Abo-Commerce

Abo-Commerce

Viele Online Marketer konzentrieren sich beim Aufbau ihrer Unternehmung immer wieder auf den zielorientierten Vertrieb einzelner Produkte. Ihr Fokus richtet sich auf Dinge wie dem Aufbau einer perfekten Landingpage oder weiteren Vertriebsstrategien. Eine ganz andere Strategie, die nicht neu ist, jedoch inzwischen zum Trend avanciert, ist das Abo-Commerce.

Was genau verbirgt sich hinter dem Begriff des Abo-Commerce?

Das Wort ist eigentlich selbsterklärend. Bei Abo-Commerce handelt es sich um den Verkauf von Abonnements.

Das wohl Bekannteste ist das Zeitungs-Abo, bei dem monatlich feste Zahlungen vom Kunden geleistet werden und dieser nach Vereinbarung regelmäßig eine Zeitung erhält. Das digitalen Abo funktioniert nach dem gleichen Prinzip. Regelmäßig zahlende Kunden erhalten von Ihnen als Anbieter regelmäßige Leistungen.

Anders als beim Vertrieb einzelner Produkt handelt es sich hierbei nicht um eine punktuelle Transaktion, die danach abgeschlossen ist. Stattdessen erstreckt sich hier das Kunde-Verkäufer-Verhältnis über einen längeren Zeitraum.

Dass Abo-Commerce nun im Trend liegt, hat viele Gründe. Ausschlaggebend dürfte allerdings sein, dass Abonnements auch im online Business eine enorme Kundenbindung erzeugen und auf längere Sicht kalkulierbare Umsätze generieren.

Was es jedoch zu vermeiden gilt sind problematische Konzeptionen und Inhalte mit zu geringem Informationsgehalt.

Die geschäftliche Relevanz

Der Vergleich mit dem Zeitungs-Abo ist natürlich etwas simpel. Tatsächlich existieren zwei unterschiedliche Formen des Abonnements.

1. Das klassische Abo: Der Kunde regelmäßig eine bestimmte Summe. Die Laufzeit ist dabei ebenfalls vorgegeben.

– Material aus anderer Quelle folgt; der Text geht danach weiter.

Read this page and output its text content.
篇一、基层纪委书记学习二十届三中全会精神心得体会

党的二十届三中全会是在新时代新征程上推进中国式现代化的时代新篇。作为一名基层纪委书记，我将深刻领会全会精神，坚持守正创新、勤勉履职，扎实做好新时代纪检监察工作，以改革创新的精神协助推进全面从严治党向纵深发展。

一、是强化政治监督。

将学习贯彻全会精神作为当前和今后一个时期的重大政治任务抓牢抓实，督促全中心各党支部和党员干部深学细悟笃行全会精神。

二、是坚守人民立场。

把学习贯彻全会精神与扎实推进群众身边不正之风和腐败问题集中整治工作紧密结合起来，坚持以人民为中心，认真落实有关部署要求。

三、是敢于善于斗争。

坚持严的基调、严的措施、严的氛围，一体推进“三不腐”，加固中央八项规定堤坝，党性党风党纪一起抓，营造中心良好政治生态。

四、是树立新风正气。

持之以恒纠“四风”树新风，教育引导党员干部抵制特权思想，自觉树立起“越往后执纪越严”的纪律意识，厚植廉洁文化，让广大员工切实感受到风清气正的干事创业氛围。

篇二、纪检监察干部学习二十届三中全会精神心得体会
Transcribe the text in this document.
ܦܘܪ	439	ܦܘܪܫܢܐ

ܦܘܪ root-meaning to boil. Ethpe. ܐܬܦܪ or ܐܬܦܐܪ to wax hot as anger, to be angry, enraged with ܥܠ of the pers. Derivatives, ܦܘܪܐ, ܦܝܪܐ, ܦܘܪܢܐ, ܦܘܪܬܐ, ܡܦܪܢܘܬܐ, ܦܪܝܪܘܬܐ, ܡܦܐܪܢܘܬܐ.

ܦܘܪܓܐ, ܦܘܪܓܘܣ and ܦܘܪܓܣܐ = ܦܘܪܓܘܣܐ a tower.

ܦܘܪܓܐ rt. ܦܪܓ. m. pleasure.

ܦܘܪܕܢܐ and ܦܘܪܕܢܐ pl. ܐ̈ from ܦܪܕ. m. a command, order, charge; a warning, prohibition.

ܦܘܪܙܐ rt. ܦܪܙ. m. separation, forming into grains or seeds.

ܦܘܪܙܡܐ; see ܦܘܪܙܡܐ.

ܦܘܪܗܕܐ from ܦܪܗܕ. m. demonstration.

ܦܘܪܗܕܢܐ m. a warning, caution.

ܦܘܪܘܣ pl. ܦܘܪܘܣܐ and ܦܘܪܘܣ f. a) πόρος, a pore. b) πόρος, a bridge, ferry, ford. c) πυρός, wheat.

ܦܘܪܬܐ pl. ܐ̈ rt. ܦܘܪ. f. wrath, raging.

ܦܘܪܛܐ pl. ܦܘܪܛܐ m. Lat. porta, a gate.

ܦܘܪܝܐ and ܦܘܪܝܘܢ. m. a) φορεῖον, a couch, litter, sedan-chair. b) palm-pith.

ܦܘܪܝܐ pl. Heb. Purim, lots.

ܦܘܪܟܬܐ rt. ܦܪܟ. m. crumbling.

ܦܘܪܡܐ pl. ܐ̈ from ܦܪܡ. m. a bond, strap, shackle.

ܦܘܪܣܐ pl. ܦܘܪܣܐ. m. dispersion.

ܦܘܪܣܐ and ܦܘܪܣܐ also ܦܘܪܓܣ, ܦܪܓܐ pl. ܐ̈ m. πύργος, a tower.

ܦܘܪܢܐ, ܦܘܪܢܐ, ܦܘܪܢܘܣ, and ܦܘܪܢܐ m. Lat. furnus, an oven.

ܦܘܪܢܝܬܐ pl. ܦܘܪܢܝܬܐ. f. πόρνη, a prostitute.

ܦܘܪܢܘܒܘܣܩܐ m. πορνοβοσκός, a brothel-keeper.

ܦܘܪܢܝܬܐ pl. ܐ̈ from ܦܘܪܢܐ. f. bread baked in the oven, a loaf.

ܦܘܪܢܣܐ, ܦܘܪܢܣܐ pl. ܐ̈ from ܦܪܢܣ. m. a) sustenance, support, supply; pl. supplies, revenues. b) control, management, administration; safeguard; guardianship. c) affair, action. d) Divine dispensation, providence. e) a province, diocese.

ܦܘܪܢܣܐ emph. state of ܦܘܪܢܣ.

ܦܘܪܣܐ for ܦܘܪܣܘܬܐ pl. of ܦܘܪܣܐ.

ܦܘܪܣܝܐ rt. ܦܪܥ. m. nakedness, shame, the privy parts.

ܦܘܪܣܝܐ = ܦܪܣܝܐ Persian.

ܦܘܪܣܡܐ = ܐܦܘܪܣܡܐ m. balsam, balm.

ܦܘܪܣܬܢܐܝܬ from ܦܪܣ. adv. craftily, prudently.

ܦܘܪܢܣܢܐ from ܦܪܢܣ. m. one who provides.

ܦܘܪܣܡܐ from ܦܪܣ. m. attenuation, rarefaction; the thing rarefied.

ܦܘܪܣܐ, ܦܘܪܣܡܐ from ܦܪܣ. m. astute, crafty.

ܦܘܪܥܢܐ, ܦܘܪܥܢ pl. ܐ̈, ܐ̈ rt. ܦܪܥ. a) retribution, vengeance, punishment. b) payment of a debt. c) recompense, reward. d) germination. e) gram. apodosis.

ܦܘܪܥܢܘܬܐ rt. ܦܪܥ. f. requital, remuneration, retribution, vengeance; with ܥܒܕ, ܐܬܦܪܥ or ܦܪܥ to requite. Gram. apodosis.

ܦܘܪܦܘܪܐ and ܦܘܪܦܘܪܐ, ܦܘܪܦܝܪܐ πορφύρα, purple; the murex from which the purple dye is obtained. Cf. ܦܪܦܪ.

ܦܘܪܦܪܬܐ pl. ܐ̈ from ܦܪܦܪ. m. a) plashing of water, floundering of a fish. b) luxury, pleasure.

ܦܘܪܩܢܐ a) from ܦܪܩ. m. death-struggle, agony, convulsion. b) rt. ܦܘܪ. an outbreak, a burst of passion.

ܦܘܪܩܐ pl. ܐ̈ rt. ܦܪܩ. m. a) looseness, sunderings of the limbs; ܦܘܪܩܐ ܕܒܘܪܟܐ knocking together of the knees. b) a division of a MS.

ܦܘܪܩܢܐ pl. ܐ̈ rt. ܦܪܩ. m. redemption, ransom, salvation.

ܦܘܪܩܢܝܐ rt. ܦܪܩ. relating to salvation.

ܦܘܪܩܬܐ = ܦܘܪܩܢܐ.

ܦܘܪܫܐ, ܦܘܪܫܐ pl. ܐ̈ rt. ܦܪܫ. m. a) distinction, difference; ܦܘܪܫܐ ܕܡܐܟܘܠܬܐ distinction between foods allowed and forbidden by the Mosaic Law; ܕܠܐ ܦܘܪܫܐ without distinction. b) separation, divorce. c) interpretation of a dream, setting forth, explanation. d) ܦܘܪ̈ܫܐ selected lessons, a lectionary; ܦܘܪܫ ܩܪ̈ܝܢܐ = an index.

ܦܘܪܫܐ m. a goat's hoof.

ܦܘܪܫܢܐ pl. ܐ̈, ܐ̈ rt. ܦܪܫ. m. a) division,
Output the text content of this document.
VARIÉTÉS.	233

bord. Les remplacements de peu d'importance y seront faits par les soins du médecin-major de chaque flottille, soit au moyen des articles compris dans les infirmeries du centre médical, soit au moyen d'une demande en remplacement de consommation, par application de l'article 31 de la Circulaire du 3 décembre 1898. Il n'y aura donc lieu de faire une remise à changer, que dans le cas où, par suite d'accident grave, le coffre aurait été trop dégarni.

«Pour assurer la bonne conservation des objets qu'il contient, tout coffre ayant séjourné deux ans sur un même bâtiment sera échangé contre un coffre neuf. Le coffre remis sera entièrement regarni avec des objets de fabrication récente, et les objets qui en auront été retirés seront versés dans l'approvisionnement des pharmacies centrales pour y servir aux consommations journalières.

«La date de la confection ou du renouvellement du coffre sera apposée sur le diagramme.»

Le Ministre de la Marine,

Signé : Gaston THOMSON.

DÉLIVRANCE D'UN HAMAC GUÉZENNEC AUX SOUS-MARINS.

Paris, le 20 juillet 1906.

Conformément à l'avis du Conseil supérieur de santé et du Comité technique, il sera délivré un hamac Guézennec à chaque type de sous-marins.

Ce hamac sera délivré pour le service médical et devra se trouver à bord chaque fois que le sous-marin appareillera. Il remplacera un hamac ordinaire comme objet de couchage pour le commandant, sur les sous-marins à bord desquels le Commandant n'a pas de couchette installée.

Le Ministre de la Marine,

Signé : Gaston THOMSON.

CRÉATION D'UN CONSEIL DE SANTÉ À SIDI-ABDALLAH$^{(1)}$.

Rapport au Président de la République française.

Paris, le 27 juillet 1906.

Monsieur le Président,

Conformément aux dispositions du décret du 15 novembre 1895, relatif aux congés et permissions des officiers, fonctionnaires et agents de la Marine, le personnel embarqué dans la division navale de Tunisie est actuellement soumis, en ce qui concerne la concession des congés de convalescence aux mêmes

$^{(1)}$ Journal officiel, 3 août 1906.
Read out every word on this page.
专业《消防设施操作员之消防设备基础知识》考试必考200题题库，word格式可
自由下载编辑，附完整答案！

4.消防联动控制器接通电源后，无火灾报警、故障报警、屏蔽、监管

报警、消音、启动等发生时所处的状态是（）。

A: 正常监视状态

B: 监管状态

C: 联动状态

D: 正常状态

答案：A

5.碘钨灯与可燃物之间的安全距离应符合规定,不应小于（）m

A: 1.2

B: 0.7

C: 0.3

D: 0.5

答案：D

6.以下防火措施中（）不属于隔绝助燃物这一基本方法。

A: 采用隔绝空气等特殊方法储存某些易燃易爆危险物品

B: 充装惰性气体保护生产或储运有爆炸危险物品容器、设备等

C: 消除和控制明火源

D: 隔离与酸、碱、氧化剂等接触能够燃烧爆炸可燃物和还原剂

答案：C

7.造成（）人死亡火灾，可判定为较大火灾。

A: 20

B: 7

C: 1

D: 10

2. Das Soft-Subscription-Model: Der Kunde zahlt regelmäßig, allerdings variiert der Betrag ebenso wie der Leistungsumgand. So können innerhalb des Abis Leistungen zu- oder abgebucht werden. Flexibilität ist auch in Bezug auf die Laufzeiten gegeben.

Wenn Sie sich für Abo-Commerce entscheiden, liegt die Wahl des Abo-Modells natürlich bei Ihnen und Ihren jeweiligen Bedürfnissen.

Auf jeden Fall aber sollten Sie für individuelle Angebote innerhalb des Abo-Angebotes sorgen, denn viele Kunden möchten nicht für Leistungen zahlen, die sie dann nicht in Anspruch nehmen.

Die klassische Variante verspricht natürlich langfristig sichere Einnahmen, allerdings versprechen Zubuchungen in der zweiten Variante erhöhte Einnahmemöglichkeiten. Hier gilt es abzuwägen.

Vor der Entscheidung, ein solches Angebot ins Sortiment zu übernehen, ist es sinnvoll, sich zu fragen:

Warum genau sollte dieses Abo für meinen Kunden von Vorteil sein?

Wie kann ich das Interesse meiner Kunden langfristig auf hohem Level halten?

Zugleich gilt es auch, auf die Bedürfnisse und Wünsche der Kunden einzugehen. In der Regel erhoffen diese sich von einem Abo ein besseres Preis-Leistungs-Verhältnis gegenüber einzelnen Produktkäufen. Gleichzeitig möchten sie sich auch nur ungern für längere Zeit vertraglich binden, also an bestimmte Laufzeiten gebunden sein.
Um den genannten (An-)Forderungen gerecht zu werden und Kunden langfristig zu binden, eignet sich das klassische Abo-Modell daher weniger. Im Rahmen des Soft-Subscription-Modells nur die vom Kunden gewünschten Leistungen anzubieten hat den Effekt, dass dieser, wenn er zufrieden ist, mit größerer Wahrscheinlichkeit ein Angebot dazubucht. Er wird dadurch gebunden und das Abo wird auch für Sie lukrativer.

Bieten Sie zudem freie Laufzeiten an, werden Sie deutlich mehr interessierte Kunden ködern und somit Ihre Conversion Rate verbessern. Denn ein Abo mit flexibler Laufzeit, verleitet viele Leute dazu, das Angebot einfach mal zu testen. Genau dann gilt es schließlich mit dem Inhalt zu bestechen und Testkunden zu langfristigen Kunden werden zu lassen.

Fazit

Abo-Commerce ist schon lange nicht mehr nur eine Randerscheinung im E-Commerce, sondern eine für jeden Online Marketer interessante Möglichkeit, um seine Kunden noch stärker zu binden.

Wie wir sehen konnten, bestehen prinzipiell zwei verschieden Abo-Modelle, bei denen Vor- und Nachteile individuell abgewogen werden müssen.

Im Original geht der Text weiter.